In addition, I think their business model is to convince low income / not very financially savvy people to invest. I'd think that would be a tougher sell now than just about any time since their spin-off from American Express. I can't see them going anywhere but down.
Interesting looking back at your comments after a year passes. I hope you research your companies better than this one. You make some very gross generalizations to cast negative light on a company whose integrity and ethics have shown very brightly over the last several years. AMP is one of the only financial institutions that has not had scandalous press throughout the financial industry meltdown. They never took a dime of TARP money. They were managed so well, they were one of the few companies positioned financially strong enough to acquire other companies, most notably Seligman and Columbia Investments. I'm glad I have owned this company and will continue to do so as it continues hitting 52 week highs.
Do your homework better next time. One recruitment meeting does not a company make. By the way, I take it they did not offer you a job.
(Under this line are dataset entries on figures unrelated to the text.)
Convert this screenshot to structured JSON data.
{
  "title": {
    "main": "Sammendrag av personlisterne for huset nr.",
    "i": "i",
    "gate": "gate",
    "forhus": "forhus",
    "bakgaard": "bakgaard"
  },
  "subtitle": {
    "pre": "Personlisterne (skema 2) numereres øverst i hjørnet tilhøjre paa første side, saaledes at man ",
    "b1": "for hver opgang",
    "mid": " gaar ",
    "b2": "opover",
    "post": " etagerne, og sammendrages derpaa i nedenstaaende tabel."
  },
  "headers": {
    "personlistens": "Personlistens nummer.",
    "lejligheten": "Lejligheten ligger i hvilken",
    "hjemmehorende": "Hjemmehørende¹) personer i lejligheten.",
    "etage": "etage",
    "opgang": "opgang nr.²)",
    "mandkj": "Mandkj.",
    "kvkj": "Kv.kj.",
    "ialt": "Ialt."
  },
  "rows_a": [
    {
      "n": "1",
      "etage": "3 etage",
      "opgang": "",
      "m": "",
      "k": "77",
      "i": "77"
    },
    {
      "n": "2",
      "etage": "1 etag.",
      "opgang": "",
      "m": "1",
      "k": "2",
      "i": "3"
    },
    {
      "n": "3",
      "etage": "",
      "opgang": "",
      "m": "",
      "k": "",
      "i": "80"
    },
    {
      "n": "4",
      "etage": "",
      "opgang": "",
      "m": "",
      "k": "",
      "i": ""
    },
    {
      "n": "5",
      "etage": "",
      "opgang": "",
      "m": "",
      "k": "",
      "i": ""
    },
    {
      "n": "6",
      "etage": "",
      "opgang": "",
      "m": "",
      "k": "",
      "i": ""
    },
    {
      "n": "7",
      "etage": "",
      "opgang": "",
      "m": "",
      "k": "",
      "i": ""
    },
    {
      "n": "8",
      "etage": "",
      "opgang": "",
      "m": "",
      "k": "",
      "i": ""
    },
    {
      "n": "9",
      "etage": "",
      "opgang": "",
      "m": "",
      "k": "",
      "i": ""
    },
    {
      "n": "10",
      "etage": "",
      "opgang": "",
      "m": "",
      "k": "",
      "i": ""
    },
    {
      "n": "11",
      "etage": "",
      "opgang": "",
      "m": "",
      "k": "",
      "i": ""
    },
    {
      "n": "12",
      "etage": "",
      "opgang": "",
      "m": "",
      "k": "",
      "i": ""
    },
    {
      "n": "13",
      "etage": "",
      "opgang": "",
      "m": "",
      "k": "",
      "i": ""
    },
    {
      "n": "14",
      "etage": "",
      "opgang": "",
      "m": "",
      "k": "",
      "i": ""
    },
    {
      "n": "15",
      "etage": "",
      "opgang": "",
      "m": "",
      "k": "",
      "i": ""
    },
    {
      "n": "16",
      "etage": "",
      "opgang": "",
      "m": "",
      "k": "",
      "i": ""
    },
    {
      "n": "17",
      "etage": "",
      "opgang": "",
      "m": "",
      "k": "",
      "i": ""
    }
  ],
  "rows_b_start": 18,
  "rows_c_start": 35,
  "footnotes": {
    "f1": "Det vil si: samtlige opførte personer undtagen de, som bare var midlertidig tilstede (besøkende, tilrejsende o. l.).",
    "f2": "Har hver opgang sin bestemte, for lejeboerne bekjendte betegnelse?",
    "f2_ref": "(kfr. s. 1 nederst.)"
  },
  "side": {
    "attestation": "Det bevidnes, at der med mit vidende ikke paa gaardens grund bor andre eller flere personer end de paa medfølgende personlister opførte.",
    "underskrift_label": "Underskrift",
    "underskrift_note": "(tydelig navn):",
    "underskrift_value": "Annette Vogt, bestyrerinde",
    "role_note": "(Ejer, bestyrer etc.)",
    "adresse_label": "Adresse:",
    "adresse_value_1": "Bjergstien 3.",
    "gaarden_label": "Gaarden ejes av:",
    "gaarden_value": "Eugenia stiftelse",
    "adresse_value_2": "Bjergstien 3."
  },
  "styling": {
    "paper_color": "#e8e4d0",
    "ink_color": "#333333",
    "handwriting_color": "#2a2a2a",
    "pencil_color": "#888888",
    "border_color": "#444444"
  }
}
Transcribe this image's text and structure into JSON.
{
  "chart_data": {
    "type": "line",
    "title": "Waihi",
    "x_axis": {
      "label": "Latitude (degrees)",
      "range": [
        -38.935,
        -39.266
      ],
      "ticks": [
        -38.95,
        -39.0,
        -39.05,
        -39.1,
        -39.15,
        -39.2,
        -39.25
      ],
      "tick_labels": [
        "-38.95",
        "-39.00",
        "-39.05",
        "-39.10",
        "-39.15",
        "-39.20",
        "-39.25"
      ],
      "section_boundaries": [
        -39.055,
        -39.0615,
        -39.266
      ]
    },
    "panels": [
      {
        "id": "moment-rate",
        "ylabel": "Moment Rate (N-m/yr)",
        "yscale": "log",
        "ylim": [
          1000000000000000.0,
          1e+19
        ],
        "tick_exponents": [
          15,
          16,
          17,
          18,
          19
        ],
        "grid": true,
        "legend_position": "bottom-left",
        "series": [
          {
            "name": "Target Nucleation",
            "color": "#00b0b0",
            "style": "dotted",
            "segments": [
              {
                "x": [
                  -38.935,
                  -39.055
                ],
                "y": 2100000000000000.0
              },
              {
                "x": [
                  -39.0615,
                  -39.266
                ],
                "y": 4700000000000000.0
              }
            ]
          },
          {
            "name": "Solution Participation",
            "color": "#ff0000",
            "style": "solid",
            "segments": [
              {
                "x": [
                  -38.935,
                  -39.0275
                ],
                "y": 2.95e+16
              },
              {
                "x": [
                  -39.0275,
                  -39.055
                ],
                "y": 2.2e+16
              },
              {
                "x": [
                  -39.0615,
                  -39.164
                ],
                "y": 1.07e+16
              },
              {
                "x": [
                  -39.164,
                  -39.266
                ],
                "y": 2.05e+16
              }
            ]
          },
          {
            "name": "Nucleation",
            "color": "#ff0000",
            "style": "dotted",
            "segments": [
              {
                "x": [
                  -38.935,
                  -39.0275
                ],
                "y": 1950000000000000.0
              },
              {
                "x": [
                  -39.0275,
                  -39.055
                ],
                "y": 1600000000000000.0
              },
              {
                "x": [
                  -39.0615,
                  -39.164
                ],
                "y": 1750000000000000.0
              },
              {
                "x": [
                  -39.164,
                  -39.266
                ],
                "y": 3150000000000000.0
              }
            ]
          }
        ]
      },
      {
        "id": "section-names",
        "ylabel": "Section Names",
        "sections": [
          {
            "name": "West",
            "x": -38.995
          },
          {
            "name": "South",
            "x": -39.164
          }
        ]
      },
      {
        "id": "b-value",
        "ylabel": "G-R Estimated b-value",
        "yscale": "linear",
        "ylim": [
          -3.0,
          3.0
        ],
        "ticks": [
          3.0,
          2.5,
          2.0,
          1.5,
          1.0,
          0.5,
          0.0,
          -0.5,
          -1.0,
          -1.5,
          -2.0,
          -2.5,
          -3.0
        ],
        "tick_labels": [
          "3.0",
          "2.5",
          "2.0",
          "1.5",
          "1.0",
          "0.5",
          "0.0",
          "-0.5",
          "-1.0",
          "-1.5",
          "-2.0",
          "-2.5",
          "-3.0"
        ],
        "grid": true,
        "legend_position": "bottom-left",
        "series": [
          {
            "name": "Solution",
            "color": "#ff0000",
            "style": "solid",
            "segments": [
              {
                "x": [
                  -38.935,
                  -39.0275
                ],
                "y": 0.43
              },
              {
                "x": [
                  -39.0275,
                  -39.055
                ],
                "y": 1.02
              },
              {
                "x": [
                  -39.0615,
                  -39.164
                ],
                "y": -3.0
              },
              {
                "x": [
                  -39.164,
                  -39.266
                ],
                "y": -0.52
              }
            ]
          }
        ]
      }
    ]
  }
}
They definitely didn't. My friend that worked there told me later that the meeting I went to became infamous because of the difficult questions that one other guy and I asked throughout. I think we probably ruined that class for them. (Their recruiting classes weren't like a typical job fair type thing, this was more of a multi-level-marketing thing, where you make money based on a little bit of your own sales, while most of the profit from your sale goes "up the chain" to the people that recruited you, and the people that recruited, them, etc. And the company gets its cut, of course. So the more people they could hire, the better, because they only paid based on commission. And the only way you could really make decent money was to recruit people and get them selling the products.)
I'm glad to hear you've made money on the stock. I'm 4/6 on my red thumbs on AMP, with a loss of about 115 points, net, at the moment. We'll see if I turn it around. If the company has turned things around since I went to this meeting 10 years ago, I likely won't. We'll see though, we'll see.
You ever worked there? There's a bit of that fanatical ring to your comment that sounds like the employees that were there then. Easily to mistake that with an equity owner though.
Also, your comments make you seem fairly ignorant of their business model. Did anyone in their industry take TARP funds? They are a financial products / planning / services company. Not a bank. Charles Scwab or Raymond James didn't take any TARP money either. Why would they even need to?
And what do you mean, their "integrity and ethics have shown very brightly over the last several years"? Shown so brightly where? Places like this?:
http://www.ameriprisesuck.com/
If you google them, that is the 6th result. After 4 ameriprise.com sites, and their wikipedia entry. The wikipedia entry, interestingly, has a section called "Criticism & controversy" listing an awful lot of settlements and government actions against the company for bad dealings. Not exactly a paragon of ethics and integrity, at least in the past, but maybe we define that differently, or maybe they're completely different now.
I found another neat website!:
http://www.consumeraffairs.com/finance/ameriprise.html
Poor customer service is a recipe for poor financial results, long term.